Den abfallrechtlichen Feststellungsverfahren kommt in der Praxis erhebliche Bedeutung zu – mit der Novelle kommen vor allem verfahrensrechtliche Neuregelungen:

Künftig ist nicht mehr die Bezirksverwaltungsbehörde (BH oder Magistrat) für die Feststellung zuständig, ob ein Abfall oder Produkt vorliegt, welche Abfallart gegeben ist und ob eine Notifizierungspflicht besteht, sondern der Landeshauptmann.

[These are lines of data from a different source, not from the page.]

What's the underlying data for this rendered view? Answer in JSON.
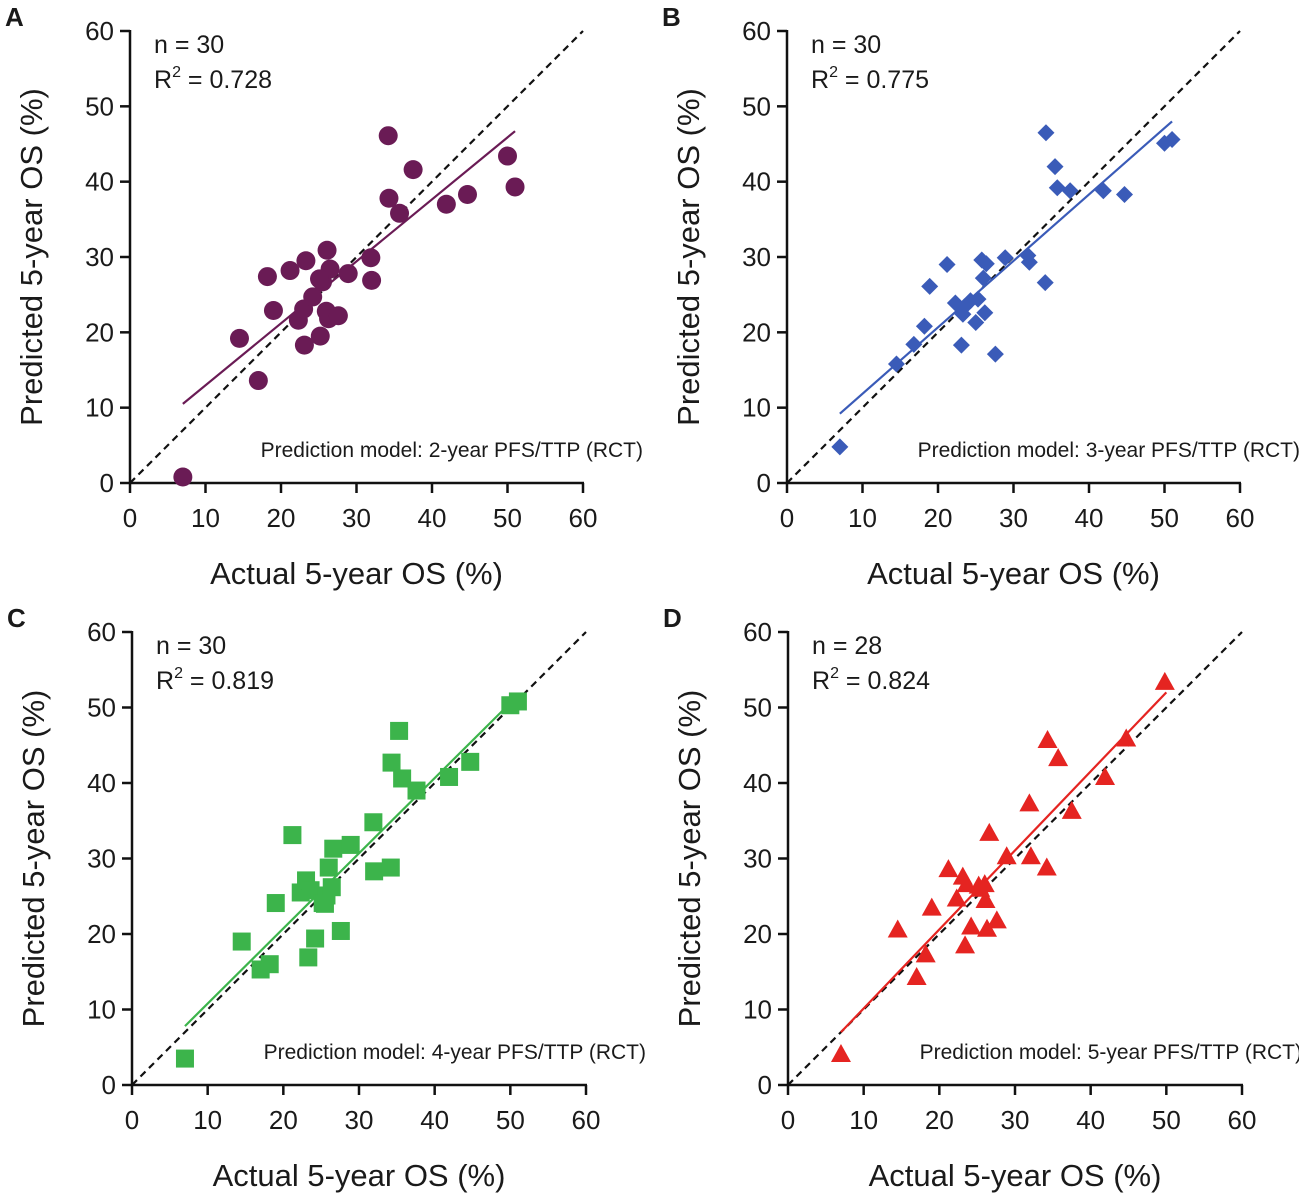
{
  "chart_data": [
    {
      "panel_label": "A",
      "type": "scatter",
      "color": "#6a1b55",
      "marker": "circle",
      "n_text": "n = 30",
      "r2_prefix": "R",
      "r2_sup": "2",
      "r2_value": " = 0.728",
      "annotation": "Prediction model: 2-year PFS/TTP (RCT)",
      "xlabel": "Actual 5-year OS (%)",
      "ylabel": "Predicted 5-year OS (%)",
      "xlim": [
        0,
        60
      ],
      "ylim": [
        0,
        60
      ],
      "xticks": [
        0,
        10,
        20,
        30,
        40,
        50,
        60
      ],
      "yticks": [
        0,
        10,
        20,
        30,
        40,
        50,
        60
      ],
      "identity_line": [
        [
          0,
          0
        ],
        [
          60,
          60
        ]
      ],
      "fit_line": [
        [
          7,
          10.5
        ],
        [
          51,
          46.7
        ]
      ],
      "points": [
        [
          7,
          0.8
        ],
        [
          14.5,
          19.2
        ],
        [
          17,
          13.6
        ],
        [
          18.2,
          27.4
        ],
        [
          19,
          22.9
        ],
        [
          21.2,
          28.2
        ],
        [
          22.3,
          21.6
        ],
        [
          23.1,
          18.3
        ],
        [
          23,
          23.1
        ],
        [
          23.3,
          29.5
        ],
        [
          24.2,
          24.7
        ],
        [
          25.2,
          19.5
        ],
        [
          25.5,
          26.7
        ],
        [
          26,
          22.8
        ],
        [
          26.1,
          30.9
        ],
        [
          26.3,
          21.8
        ],
        [
          26.5,
          28.4
        ],
        [
          27.6,
          22.2
        ],
        [
          28.9,
          27.8
        ],
        [
          31.9,
          29.9
        ],
        [
          32,
          26.9
        ],
        [
          34.2,
          46.1
        ],
        [
          34.3,
          37.8
        ],
        [
          35.7,
          35.8
        ],
        [
          37.5,
          41.6
        ],
        [
          41.9,
          37
        ],
        [
          44.7,
          38.3
        ],
        [
          50,
          43.4
        ],
        [
          51,
          39.3
        ],
        [
          25.1,
          27.1
        ]
      ]
    },
    {
      "panel_label": "B",
      "type": "scatter",
      "color": "#3a5bb8",
      "marker": "diamond",
      "n_text": "n = 30",
      "r2_prefix": "R",
      "r2_sup": "2",
      "r2_value": " = 0.775",
      "annotation": "Prediction model: 3-year PFS/TTP (RCT)",
      "xlabel": "Actual 5-year OS (%)",
      "ylabel": "Predicted 5-year OS (%)",
      "xlim": [
        0,
        60
      ],
      "ylim": [
        0,
        60
      ],
      "xticks": [
        0,
        10,
        20,
        30,
        40,
        50,
        60
      ],
      "yticks": [
        0,
        10,
        20,
        30,
        40,
        50,
        60
      ],
      "identity_line": [
        [
          0,
          0
        ],
        [
          60,
          60
        ]
      ],
      "fit_line": [
        [
          7,
          9.2
        ],
        [
          51,
          48
        ]
      ],
      "points": [
        [
          7,
          4.8
        ],
        [
          14.5,
          15.8
        ],
        [
          16.8,
          18.4
        ],
        [
          18.2,
          20.8
        ],
        [
          18.9,
          26.1
        ],
        [
          21.2,
          29
        ],
        [
          22.3,
          23.9
        ],
        [
          23.1,
          18.3
        ],
        [
          23.3,
          22.4
        ],
        [
          23.5,
          23.4
        ],
        [
          24.3,
          24.2
        ],
        [
          25,
          21.3
        ],
        [
          25.3,
          24.4
        ],
        [
          25.8,
          29.6
        ],
        [
          26,
          27.2
        ],
        [
          26.2,
          22.6
        ],
        [
          26.4,
          29.1
        ],
        [
          27.6,
          17.1
        ],
        [
          28.9,
          29.9
        ],
        [
          31.9,
          30.2
        ],
        [
          32.1,
          29.3
        ],
        [
          34.2,
          26.6
        ],
        [
          34.3,
          46.5
        ],
        [
          35.5,
          42
        ],
        [
          35.8,
          39.2
        ],
        [
          37.5,
          38.8
        ],
        [
          41.9,
          38.8
        ],
        [
          44.7,
          38.3
        ],
        [
          50,
          45.1
        ],
        [
          51,
          45.6
        ]
      ]
    },
    {
      "panel_label": "C",
      "type": "scatter",
      "color": "#3cb44b",
      "marker": "square",
      "n_text": "n = 30",
      "r2_prefix": "R",
      "r2_sup": "2",
      "r2_value": " = 0.819",
      "annotation": "Prediction model: 4-year PFS/TTP (RCT)",
      "xlabel": "Actual 5-year OS (%)",
      "ylabel": "Predicted 5-year OS (%)",
      "xlim": [
        0,
        60
      ],
      "ylim": [
        0,
        60
      ],
      "xticks": [
        0,
        10,
        20,
        30,
        40,
        50,
        60
      ],
      "yticks": [
        0,
        10,
        20,
        30,
        40,
        50,
        60
      ],
      "identity_line": [
        [
          0,
          0
        ],
        [
          60,
          60
        ]
      ],
      "fit_line": [
        [
          7,
          7.8
        ],
        [
          51,
          51.6
        ]
      ],
      "points": [
        [
          7,
          3.5
        ],
        [
          14.5,
          19
        ],
        [
          17,
          15.3
        ],
        [
          18.2,
          16
        ],
        [
          19,
          24.1
        ],
        [
          21.2,
          33.1
        ],
        [
          22.3,
          25.5
        ],
        [
          23,
          27.1
        ],
        [
          23.3,
          16.9
        ],
        [
          23.6,
          25.8
        ],
        [
          24.2,
          19.4
        ],
        [
          25.2,
          24.1
        ],
        [
          25.7,
          25.1
        ],
        [
          26,
          28.8
        ],
        [
          26.4,
          26.2
        ],
        [
          26.6,
          31.3
        ],
        [
          27.6,
          20.4
        ],
        [
          28.9,
          31.8
        ],
        [
          31.9,
          34.8
        ],
        [
          32,
          28.3
        ],
        [
          34.2,
          28.8
        ],
        [
          34.3,
          42.7
        ],
        [
          35.3,
          46.9
        ],
        [
          35.7,
          40.6
        ],
        [
          37.6,
          39
        ],
        [
          41.9,
          40.8
        ],
        [
          44.7,
          42.8
        ],
        [
          50,
          50.3
        ],
        [
          51,
          50.8
        ],
        [
          25.5,
          24
        ]
      ]
    },
    {
      "panel_label": "D",
      "type": "scatter",
      "color": "#e52421",
      "marker": "triangle",
      "n_text": "n = 28",
      "r2_prefix": "R",
      "r2_sup": "2",
      "r2_value": " = 0.824",
      "annotation": "Prediction model: 5-year PFS/TTP (RCT)",
      "xlabel": "Actual 5-year OS (%)",
      "ylabel": "Predicted 5-year OS (%)",
      "xlim": [
        0,
        60
      ],
      "ylim": [
        0,
        60
      ],
      "xticks": [
        0,
        10,
        20,
        30,
        40,
        50,
        60
      ],
      "yticks": [
        0,
        10,
        20,
        30,
        40,
        50,
        60
      ],
      "identity_line": [
        [
          0,
          0
        ],
        [
          60,
          60
        ]
      ],
      "fit_line": [
        [
          7,
          7
        ],
        [
          50,
          52
        ]
      ],
      "points": [
        [
          7,
          4.1
        ],
        [
          14.5,
          20.6
        ],
        [
          17,
          14.3
        ],
        [
          18.2,
          17.3
        ],
        [
          19,
          23.5
        ],
        [
          21.2,
          28.6
        ],
        [
          22.3,
          24.7
        ],
        [
          23.1,
          27.6
        ],
        [
          23.4,
          18.5
        ],
        [
          23.6,
          26.6
        ],
        [
          24.2,
          21
        ],
        [
          25.2,
          26.4
        ],
        [
          26,
          26.6
        ],
        [
          26.1,
          24.5
        ],
        [
          26.3,
          20.7
        ],
        [
          26.6,
          33.4
        ],
        [
          27.6,
          21.8
        ],
        [
          28.9,
          30.3
        ],
        [
          31.9,
          37.3
        ],
        [
          32.1,
          30.3
        ],
        [
          34.2,
          28.8
        ],
        [
          34.3,
          45.7
        ],
        [
          35.7,
          43.3
        ],
        [
          37.5,
          36.3
        ],
        [
          41.9,
          40.8
        ],
        [
          44.7,
          45.9
        ],
        [
          49.8,
          53.4
        ],
        [
          25.4,
          26
        ]
      ]
    }
  ]
}
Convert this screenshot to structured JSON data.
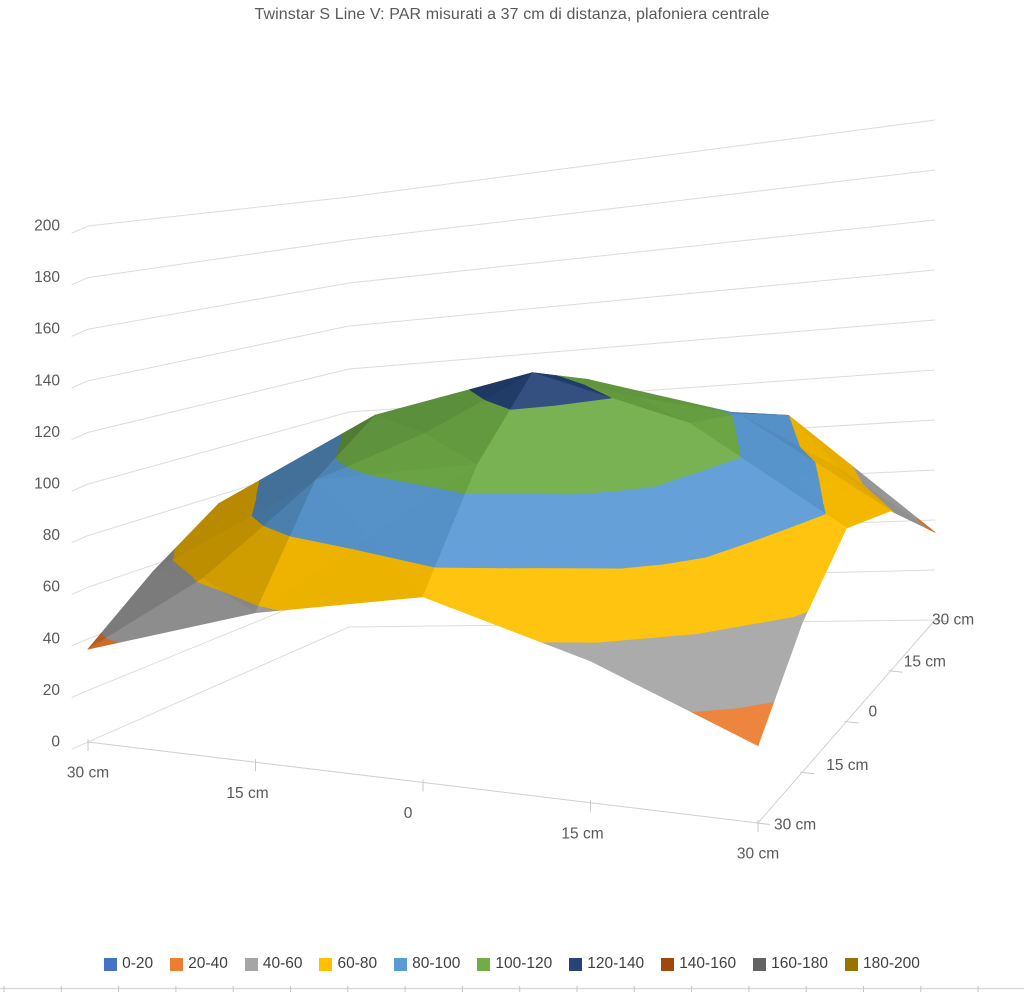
{
  "title": "Twinstar S Line V: PAR misurati a 37 cm di distanza, plafoniera centrale",
  "chart_data": {
    "type": "surface",
    "title": "Twinstar S Line V: PAR misurati a 37 cm di distanza, plafoniera centrale",
    "x_axis": {
      "labels": [
        "30 cm",
        "15 cm",
        "0",
        "15 cm",
        "30 cm"
      ]
    },
    "depth_axis": {
      "labels": [
        "30 cm",
        "15 cm",
        "0",
        "15 cm",
        "30 cm"
      ]
    },
    "z_axis": {
      "min": 0,
      "max": 200,
      "step": 20,
      "tick_labels": [
        "0",
        "20",
        "40",
        "60",
        "80",
        "100",
        "120",
        "140",
        "160",
        "180",
        "200"
      ]
    },
    "values": [
      [
        36,
        58,
        72,
        55,
        30
      ],
      [
        55,
        96,
        108,
        95,
        58
      ],
      [
        70,
        108,
        128,
        112,
        75
      ],
      [
        58,
        96,
        110,
        98,
        62
      ],
      [
        36,
        60,
        74,
        80,
        34
      ]
    ],
    "bands": [
      {
        "label": "0-20",
        "color": "#4472C4"
      },
      {
        "label": "20-40",
        "color": "#ED7D31"
      },
      {
        "label": "40-60",
        "color": "#A5A5A5"
      },
      {
        "label": "60-80",
        "color": "#FFC000"
      },
      {
        "label": "80-100",
        "color": "#5B9BD5"
      },
      {
        "label": "100-120",
        "color": "#70AD47"
      },
      {
        "label": "120-140",
        "color": "#264478"
      },
      {
        "label": "140-160",
        "color": "#9E480E"
      },
      {
        "label": "160-180",
        "color": "#636363"
      },
      {
        "label": "180-200",
        "color": "#997300"
      }
    ],
    "legend_position": "bottom",
    "grid": true
  }
}
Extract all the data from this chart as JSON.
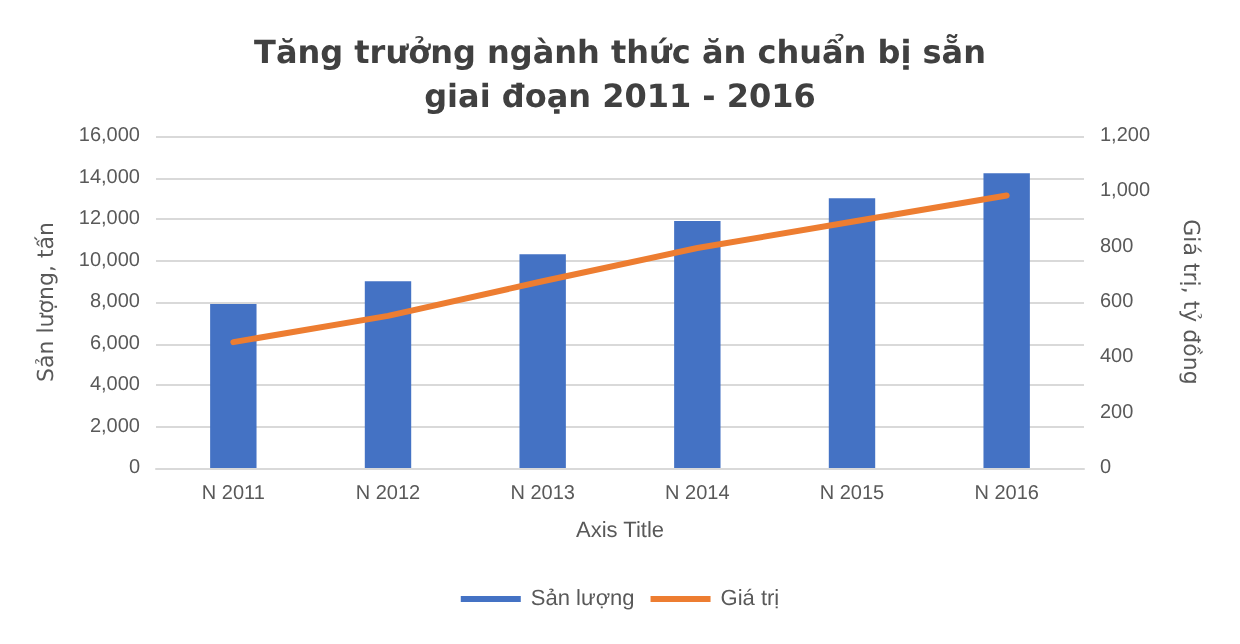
{
  "chart_data": {
    "type": "bar",
    "title": "Tăng trưởng ngành thức ăn chuẩn bị sẵn\ngiai đoạn 2011 - 2016",
    "xlabel": "Axis Title",
    "ylabel": "Sản lượng, tấn",
    "y2label": "Giá trị, tỷ đồng",
    "categories": [
      "N 2011",
      "N 2012",
      "N 2013",
      "N 2014",
      "N 2015",
      "N 2016"
    ],
    "series": [
      {
        "name": "Sản lượng",
        "color": "#4472c4",
        "values": [
          7900,
          9000,
          10300,
          11900,
          13000,
          14200
        ]
      },
      {
        "name": "Giá trị",
        "type": "line",
        "axis": "y2",
        "color": "#ed7d31",
        "marker": "none",
        "values": [
          455,
          550,
          675,
          795,
          890,
          985
        ]
      }
    ],
    "ylim": [
      0,
      16000
    ],
    "yticks": [
      {
        "value": 0,
        "label": "0"
      },
      {
        "value": 2000,
        "label": "2,000"
      },
      {
        "value": 4000,
        "label": "4,000"
      },
      {
        "value": 6000,
        "label": "6,000"
      },
      {
        "value": 8000,
        "label": "8,000"
      },
      {
        "value": 10000,
        "label": "10,000"
      },
      {
        "value": 12000,
        "label": "12,000"
      },
      {
        "value": 14000,
        "label": "14,000"
      },
      {
        "value": 16000,
        "label": "16,000"
      }
    ],
    "y2lim": [
      0,
      1200
    ],
    "y2ticks": [
      {
        "value": 0,
        "label": "0"
      },
      {
        "value": 200,
        "label": "200"
      },
      {
        "value": 400,
        "label": "400"
      },
      {
        "value": 600,
        "label": "600"
      },
      {
        "value": 800,
        "label": "800"
      },
      {
        "value": 1000,
        "label": "1,000"
      },
      {
        "value": 1200,
        "label": "1,200"
      }
    ],
    "grid": "y",
    "legend": "bottom"
  }
}
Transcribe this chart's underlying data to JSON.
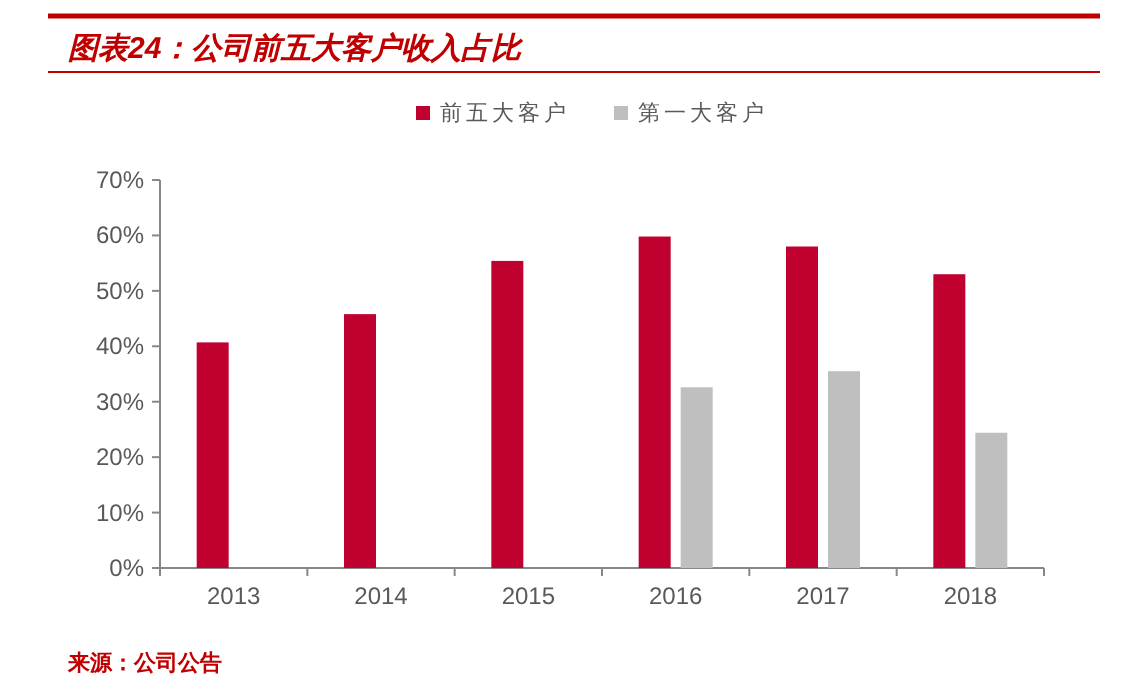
{
  "chart_data": {
    "type": "bar",
    "title": "图表24：公司前五大客户收入占比",
    "categories": [
      "2013",
      "2014",
      "2015",
      "2016",
      "2017",
      "2018"
    ],
    "series": [
      {
        "name": "前五大客户",
        "color": "#c0002f",
        "values": [
          40.7,
          45.8,
          55.4,
          59.8,
          58.0,
          53.0
        ]
      },
      {
        "name": "第一大客户",
        "color": "#bfbfbf",
        "values": [
          null,
          null,
          null,
          32.6,
          35.5,
          24.4
        ]
      }
    ],
    "ylim": [
      0,
      70
    ],
    "yticks": [
      {
        "value": 0,
        "label": "0%"
      },
      {
        "value": 10,
        "label": "10%"
      },
      {
        "value": 20,
        "label": "20%"
      },
      {
        "value": 30,
        "label": "30%"
      },
      {
        "value": 40,
        "label": "40%"
      },
      {
        "value": 50,
        "label": "50%"
      },
      {
        "value": 60,
        "label": "60%"
      },
      {
        "value": 70,
        "label": "70%"
      }
    ],
    "legend": "top",
    "grid": false,
    "annotations": [
      "来源：公司公告"
    ]
  }
}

Weiterhin ist der/die BMNT als Oberbehörde befugt, Feststellungsbescheide (nun­mehr) des Landeshauptmannes aufzuheben. Geändert wurde allerdings der Beginn des 6-wöchigen Fristenlaufs: Bislang war hierfür die Erlassung des Bescheides maßgeblich – unabhängig davon, ob und wann der Bescheid dem BMNT zugegangen ist. Künftig ist auf das Einlangen des Bescheides beim BMNT abzustellen.

Wichtig für alle laufenden Verfahren: Durch eine Übergangsbestimmung wird verhindert, dass die Zuständigkeit bei anhängigen Feststellungsverfahren mit Inkrafttreten der Novelle von der Bezirksverwaltungsbehörde auf den Landeshauptmann übergeht.